3. Test on another computer
This is the fastest way to split a software problem from a hardware problem. Plug the mouse into a different computer — a laptop works fine.
- Mouse works on the other machine: The problem is on your PC — drivers, software, or USB port.
- Mouse doesn’t work on the other machine either: The mouse itself is faulty. Skip to the hardware failure section below.
4. Reinstall or reset your gaming software
Gaming mouse software — Logitech G HUB, Razer Synapse, SteelSeries GG, ASUS Armory Crate, Corsair iCUE — is notoriously unstable. Corrupted profiles or failed updates can make a mouse unresponsive even when the hardware is completely fine.
For Logitech G HUB: Close it completely from the system tray. Navigate to C:\Users\[YourName]\AppData\Local\LGHUB and delete the settings.db file to reset all profiles. Restart G HUB.
For Razer Synapse: Uninstall via Add/Remove Programs. Run the Razer Synapse Cleaner tool from Razer’s support site to strip out leftover files. Reinstall fresh from razer.com.
If your mouse works in basic Windows mode before the software loads, the mouse is fine — it’s a software conflict. Try running without the companion software if you don’t need RGB or macro features anyway.
5. Check polling rate and DPI settings
High polling rates (4,000 Hz on mice like the Razer Viper V3 HyperSpeed or Logitech G Pro X Superlight 2) can cause issues on some USB controllers. If the cursor moves erratically or not at all after a software update, try this:
- Drop the polling rate to 500 Hz or 1,000 Hz in your mouse software and test.
- Some mice have hardware DPI buttons — hold the DPI button for 3-5 seconds to reset to default.
- In Windows: Settings > Bluetooth & devices > Mouse > Additional mouse settings > Pointer Options. Turn off “Enhance pointer precision” — it can cause erratic movement.
6. Wireless-specific troubleshooting
- Battery: Charge or replace the batteries fully.

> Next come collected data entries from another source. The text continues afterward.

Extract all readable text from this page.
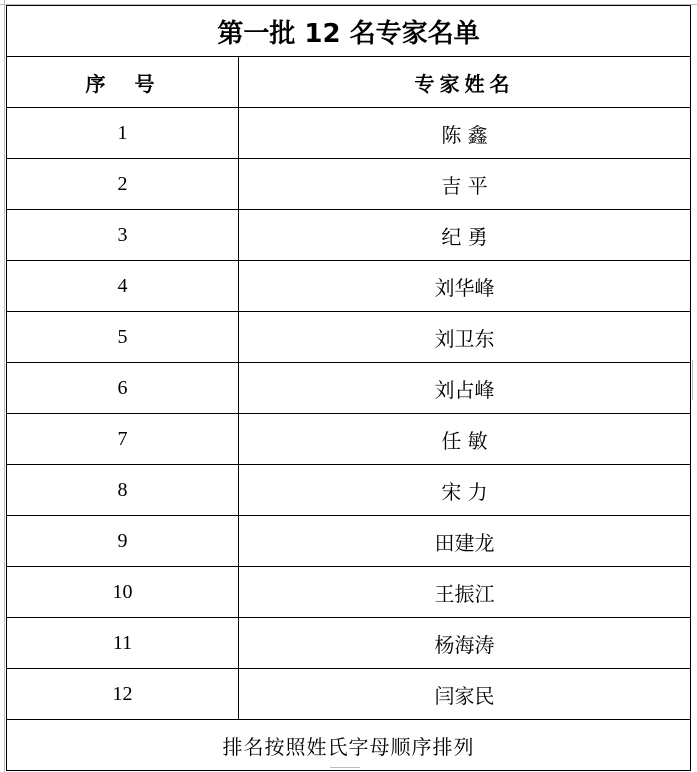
第一批 12 名专家名单	
序  号	专家姓名
1	陈 鑫
2	吉 平
3	纪 勇
4	刘华峰
5	刘卫东
6	刘占峰
7	任 敏
8	宋 力
9	田建龙
10	王振江
11	杨海涛
12	闫家民
排名按照姓氏字母顺序排列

Low battery causes stuttering and dropouts before complete failure.
- USB receiver: Move the USB dongle to a rear motherboard port, close to the mouse. 2.4 GHz wireless is sensitive to interference from USB 3.0 devices — try a USB 2.0 port.

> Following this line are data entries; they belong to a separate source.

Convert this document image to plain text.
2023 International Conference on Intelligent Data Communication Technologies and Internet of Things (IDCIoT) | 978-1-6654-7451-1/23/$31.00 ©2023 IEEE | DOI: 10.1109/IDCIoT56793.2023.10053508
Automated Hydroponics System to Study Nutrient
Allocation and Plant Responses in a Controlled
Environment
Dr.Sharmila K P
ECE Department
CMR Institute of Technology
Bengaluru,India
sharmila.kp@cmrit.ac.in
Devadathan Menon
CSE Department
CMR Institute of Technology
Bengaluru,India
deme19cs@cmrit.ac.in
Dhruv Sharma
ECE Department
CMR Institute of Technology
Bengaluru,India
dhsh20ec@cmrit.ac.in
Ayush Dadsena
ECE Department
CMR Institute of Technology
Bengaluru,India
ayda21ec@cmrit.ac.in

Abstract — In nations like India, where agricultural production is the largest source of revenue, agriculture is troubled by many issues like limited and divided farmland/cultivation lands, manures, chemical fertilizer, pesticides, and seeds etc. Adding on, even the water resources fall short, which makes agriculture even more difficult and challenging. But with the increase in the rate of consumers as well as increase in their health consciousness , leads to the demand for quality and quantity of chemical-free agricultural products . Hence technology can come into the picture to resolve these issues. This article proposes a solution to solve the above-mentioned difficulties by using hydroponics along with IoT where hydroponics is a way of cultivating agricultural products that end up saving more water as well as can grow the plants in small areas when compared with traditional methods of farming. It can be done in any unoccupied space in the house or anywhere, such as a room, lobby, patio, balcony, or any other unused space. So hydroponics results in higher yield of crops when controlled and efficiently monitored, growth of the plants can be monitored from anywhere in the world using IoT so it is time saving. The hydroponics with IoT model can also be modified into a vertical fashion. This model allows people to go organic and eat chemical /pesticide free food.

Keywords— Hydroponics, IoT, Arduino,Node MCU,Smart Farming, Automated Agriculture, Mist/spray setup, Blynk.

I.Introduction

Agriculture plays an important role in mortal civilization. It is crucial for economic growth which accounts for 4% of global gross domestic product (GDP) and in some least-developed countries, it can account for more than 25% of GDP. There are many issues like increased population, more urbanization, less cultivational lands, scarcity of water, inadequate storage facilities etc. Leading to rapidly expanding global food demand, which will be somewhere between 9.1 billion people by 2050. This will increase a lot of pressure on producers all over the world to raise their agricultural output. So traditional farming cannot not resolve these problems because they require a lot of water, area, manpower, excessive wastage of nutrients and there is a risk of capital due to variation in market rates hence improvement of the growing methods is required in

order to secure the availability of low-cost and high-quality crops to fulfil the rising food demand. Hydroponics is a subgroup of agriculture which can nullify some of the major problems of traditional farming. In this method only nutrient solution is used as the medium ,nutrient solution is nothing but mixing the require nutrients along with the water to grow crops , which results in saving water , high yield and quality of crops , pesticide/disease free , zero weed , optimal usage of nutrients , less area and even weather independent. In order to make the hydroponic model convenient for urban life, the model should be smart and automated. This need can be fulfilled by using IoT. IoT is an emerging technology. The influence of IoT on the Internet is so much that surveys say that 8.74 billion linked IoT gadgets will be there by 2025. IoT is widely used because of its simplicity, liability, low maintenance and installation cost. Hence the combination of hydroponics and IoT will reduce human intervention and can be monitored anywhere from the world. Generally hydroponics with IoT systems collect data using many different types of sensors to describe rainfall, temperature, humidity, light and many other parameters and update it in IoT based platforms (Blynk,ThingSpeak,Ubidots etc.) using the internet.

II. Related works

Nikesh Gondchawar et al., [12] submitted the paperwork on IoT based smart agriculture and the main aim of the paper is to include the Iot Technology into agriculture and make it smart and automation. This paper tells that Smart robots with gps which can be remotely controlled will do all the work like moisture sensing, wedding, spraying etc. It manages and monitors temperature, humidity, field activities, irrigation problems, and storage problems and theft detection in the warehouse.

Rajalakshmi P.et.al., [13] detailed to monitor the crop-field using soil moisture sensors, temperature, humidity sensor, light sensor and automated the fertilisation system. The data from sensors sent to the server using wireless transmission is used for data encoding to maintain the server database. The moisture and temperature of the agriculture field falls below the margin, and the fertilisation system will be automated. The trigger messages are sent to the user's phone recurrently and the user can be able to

- Re-pair the receiver: For Logitech, use the Connection Utility to re-pair. For Razer, hold the wireless pairing button on the underside.
- Interference: Wi-Fi routers, wireless headsets, and other 2.4 GHz devices can cause dropouts. Try disabling Wi-Fi while testing.
- Power cycle: Use the physical power switch on the underside. A full power cycle clears firmware hangs.
7. Firmware update or reset
Most gaming mouse manufacturers push firmware updates through their companion software. If your mouse is detected but behaving erratically, check for a firmware update. This has resolved complete freezes on mice like the Logitech G502 X and Corsair M75.
Some mice also have a hardware reset: hold the DPI cycle button while powering the mouse on, or hold a button combination for 10 seconds. The procedure varies by model — check your manual.
When to accept it’s a hardware failure
- The mouse is completely undetected on multiple computers and multiple cables.
- Buttons are physically stuck, don’t click, or click without being pressed (switch failure — common in older Omron D2FC-F-7N switches).
- The scroll wheel registers double scrolls or skips (encoder failure).
- There’s visible damage to the cable sheathing near the plug causing intermittent cutouts.
Most major brands — Logitech, Razer, SteelSeries, Corsair — offer 1-2 year warranties. Check your purchase date and submit a claim through their support portals before buying a replacement. Switch failures and cable fraying are commonly covered.